The Committee of Creditors — the most important decision making body of the IBC regulatory framework — will now come within IBBI’s regulatory fold with the insolvency regulator amending the corporate insolvency regulations to specify that “guidelines” will be issued so as to require the committee and its members to function within its ambit.

The Insolvency and Bankruptcy Board of India (IBBI) has also brought in stipulations to ensure that not more than one revision or modification can be done as regards invitation of expression of interest, invitation of resolution plans and submission of resolution plans.

The move to frame guidelines — which will have the force of law and will be mandatory on CoCs — comes in the wake of rising concerns regarding the manner in which CoC have been seen to act in resolution proceedings, sometimes deliberately delaying the process or hindering effective resolution.

The Standing Committee on Finance had also in its report made a case for introduction of code of conduct for Committee of Creditors.

Expediting resolution process

Ashish Chhawchharia, Partner and National Head - Restructuring Advisory at Grant Thornton Bharat, said that these changes in CIRP regulations will certainly help to hasten the resolution process by restricting unsolicited or delayed bids. Also, this will improve value realisation by limiting iterations and introducing a price discovery mechanism.
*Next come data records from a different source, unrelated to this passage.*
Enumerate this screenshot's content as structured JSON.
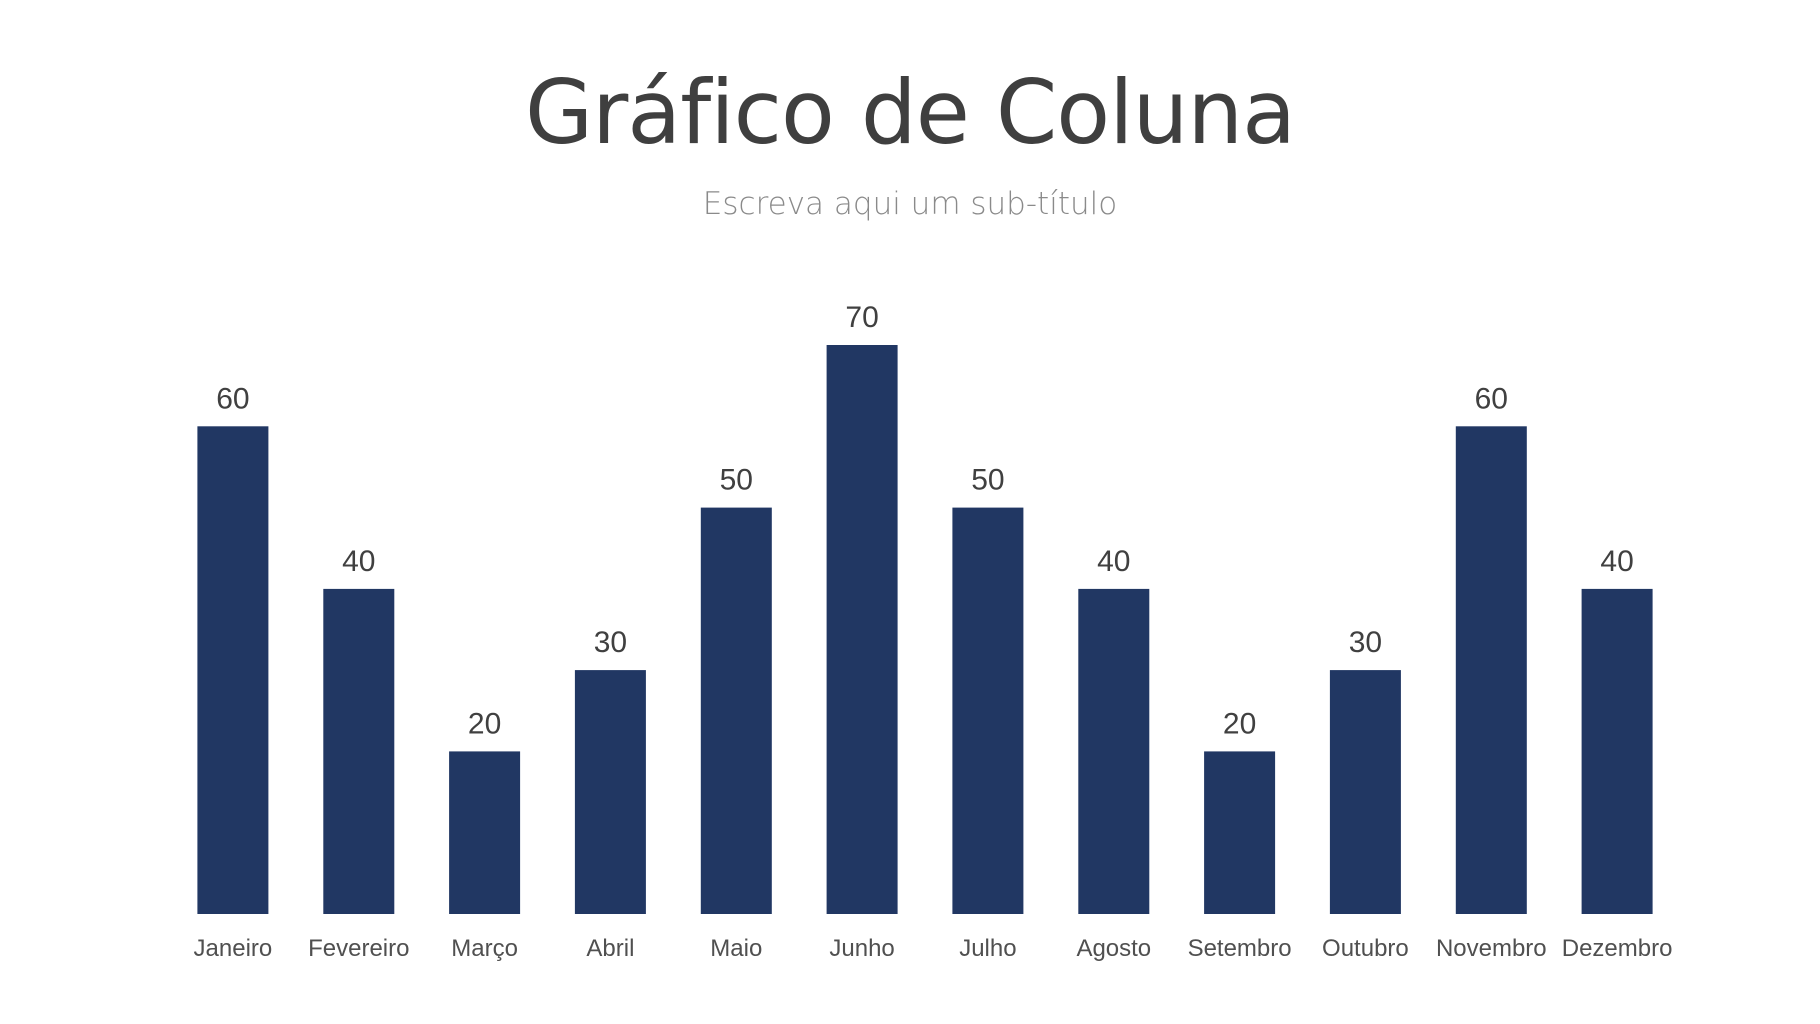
{
  "chart_data": {
    "type": "bar",
    "title": "Gráfico de Coluna",
    "subtitle": "Escreva aqui um sub-título",
    "categories": [
      "Janeiro",
      "Fevereiro",
      "Março",
      "Abril",
      "Maio",
      "Junho",
      "Julho",
      "Agosto",
      "Setembro",
      "Outubro",
      "Novembro",
      "Dezembro"
    ],
    "values": [
      60,
      40,
      20,
      30,
      50,
      70,
      50,
      40,
      20,
      30,
      60,
      40
    ],
    "xlabel": "",
    "ylabel": "",
    "ylim": [
      0,
      70
    ],
    "grid": false,
    "legend": "none",
    "data_labels": true,
    "colors": {
      "bar": "#213763",
      "title": "#3f3f3f",
      "subtitle": "#8a8a8a",
      "value_label": "#404040",
      "category_label": "#505050"
    }
  }
}
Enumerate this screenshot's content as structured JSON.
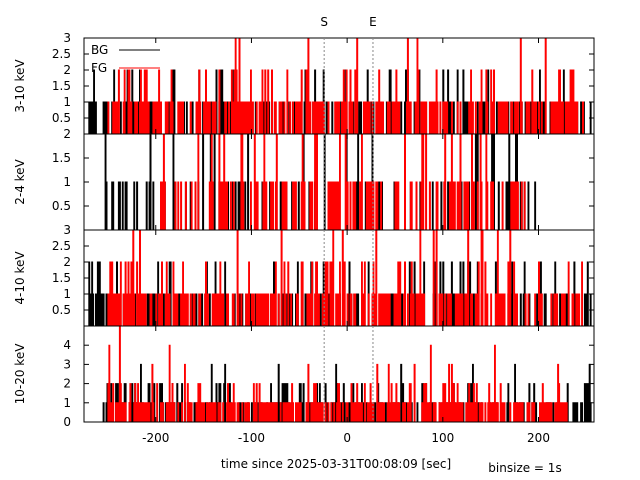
{
  "chart_data": {
    "type": "histogram-step",
    "xlabel": "time since 2025-03-31T00:08:09 [sec]",
    "binsize_label": "binsize = 1s",
    "xlim": [
      -275,
      258
    ],
    "x_ticks": [
      -200,
      -100,
      0,
      100,
      200
    ],
    "markers": [
      {
        "label": "S",
        "x": -24
      },
      {
        "label": "E",
        "x": 27
      }
    ],
    "legend": {
      "placement": "top-left of first panel",
      "entries": [
        {
          "name": "BG",
          "color": "#000000"
        },
        {
          "name": "FG",
          "color": "#ff0000"
        }
      ]
    },
    "panels": [
      {
        "ylabel": "3-10 keV",
        "ylim": [
          0,
          3
        ],
        "y_ticks": [
          0.5,
          1,
          1.5,
          2,
          2.5,
          3
        ],
        "series": [
          {
            "name": "BG",
            "color": "#000000",
            "x_range": [
              -270,
              255
            ],
            "y_max": 2,
            "density": 0.35,
            "seed": 11
          },
          {
            "name": "FG",
            "color": "#ff0000",
            "x_range": [
              -250,
              250
            ],
            "y_max": 3,
            "density": 0.45,
            "seed": 23
          }
        ]
      },
      {
        "ylabel": "2-4 keV",
        "ylim": [
          0,
          2
        ],
        "y_ticks": [
          0.5,
          1,
          1.5,
          2
        ],
        "series": [
          {
            "name": "BG",
            "color": "#000000",
            "x_range": [
              -255,
              205
            ],
            "y_max": 2,
            "density": 0.2,
            "seed": 37
          },
          {
            "name": "FG",
            "color": "#ff0000",
            "x_range": [
              -195,
              195
            ],
            "y_max": 2,
            "density": 0.3,
            "seed": 41
          }
        ]
      },
      {
        "ylabel": "4-10 keV",
        "ylim": [
          0,
          3
        ],
        "y_ticks": [
          0.5,
          1,
          1.5,
          2,
          2.5,
          3
        ],
        "series": [
          {
            "name": "BG",
            "color": "#000000",
            "x_range": [
              -270,
              255
            ],
            "y_max": 2,
            "density": 0.33,
            "seed": 53
          },
          {
            "name": "FG",
            "color": "#ff0000",
            "x_range": [
              -250,
              250
            ],
            "y_max": 3,
            "density": 0.45,
            "seed": 67
          }
        ]
      },
      {
        "ylabel": "10-20 keV",
        "ylim": [
          0,
          5
        ],
        "y_ticks": [
          0,
          1,
          2,
          3,
          4
        ],
        "series": [
          {
            "name": "BG",
            "color": "#000000",
            "x_range": [
              -255,
              255
            ],
            "y_max": 3,
            "density": 0.4,
            "seed": 79
          },
          {
            "name": "FG",
            "color": "#ff0000",
            "x_range": [
              -250,
              230
            ],
            "y_max": 5,
            "density": 0.55,
            "seed": 97
          }
        ]
      }
    ]
  }
}
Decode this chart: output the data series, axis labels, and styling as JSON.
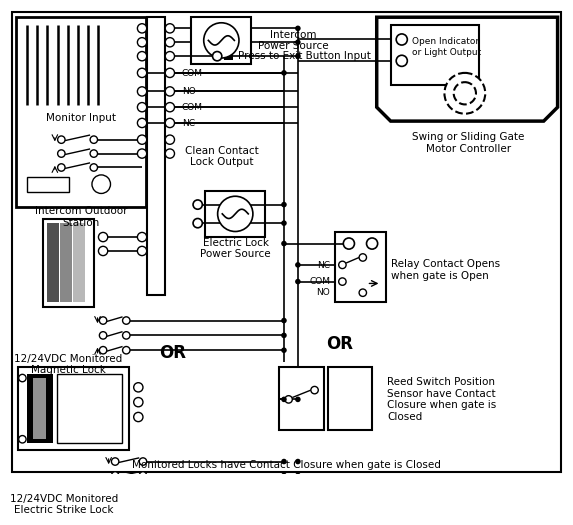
{
  "bg": "#ffffff",
  "texts": {
    "intercom_ps": "Intercom\nPower Source",
    "press_exit": "Press to Exit Button Input",
    "clean_contact": "Clean Contact\nLock Output",
    "elec_lock_ps": "Electric Lock\nPower Source",
    "monitor_input": "Monitor Input",
    "intercom_outdoor": "Intercom Outdoor\nStation",
    "mag_lock": "12/24VDC Monitored\nMagnetic Lock",
    "elec_strike": "12/24VDC Monitored\nElectric Strike Lock",
    "swing_gate": "Swing or Sliding Gate\nMotor Controller",
    "open_indicator": "Open Indicator\nor Light Output",
    "relay_contact": "Relay Contact Opens\nwhen gate is Open",
    "reed_switch": "Reed Switch Position\nSensor have Contact\nClosure when gate is\nClosed",
    "monitored_locks": "Monitored Locks have Contact Closure when gate is Closed",
    "OR": "OR",
    "NC": "NC",
    "COM": "COM",
    "NO": "NO"
  }
}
However, a ‘Swiss challenge’ in resolution plan may not be easy to design, he said.

Charanya Lakshmikumaran, Partner, Lakshmikumaran & Sridharan Attorneys, said, “One of the primary features of the amendment is to require the Committee of Creditors to act in accordance with guidelines to be formulated by the IBBI. This will have a positive impact on resolutions in general by ensuring that the manner of functioning of CoCs is now also regulated”.

The amendments also allow for the expression of interest and the resolution plan to be modified once, after submission, thereby allowing a little room for flexibility, she said.

Sushmita Gandhi, Partner, IndusLaw, said that the legislative intent clearly seems to be to bind CoC within the regulatory fold, just like all other stakeholders in the CIRP.

“But more importantly, the changes to the resolution plan regime and bringing in a challenge mechanism (the discussion paper on this amendment was to bring in a Swiss challenge method which did not find a specific mention in the final amendment) shows an attempt to bring the enactment a step closer to commercial reality and its intention of resolution and value maximisation”, she said.

The cap to single modification is undoubtedly a good step to keep the mechanism time-bound but whether that will cause any disinterest in corporate rescuers is something that one will have to closely observe in the times to come, she said.

Rajeev Vidhani, Partner, Khaitan & Co, said that the purpose of these amendments seems to be to streamline the resolution plan approval process and to introduce more certainty and objectivity to the procedure.

The regulations restricts the modifications which can be made to the invitation for expression of interest, the process document/ request for resolution plan as well as the resolution plan submitted by the resolution applicant, while stipulating restrictions on consideration by CoC of plans which are received outside the timelines or from participants outside the list of qualified applicants, he said.

This will help in making each resolution process more reliable from inception and possibly reduce time spent in defending challenges to the process adopted for approved plans. This also complements Supreme Court’s recent directive on making the 330 days process mandatory, he added.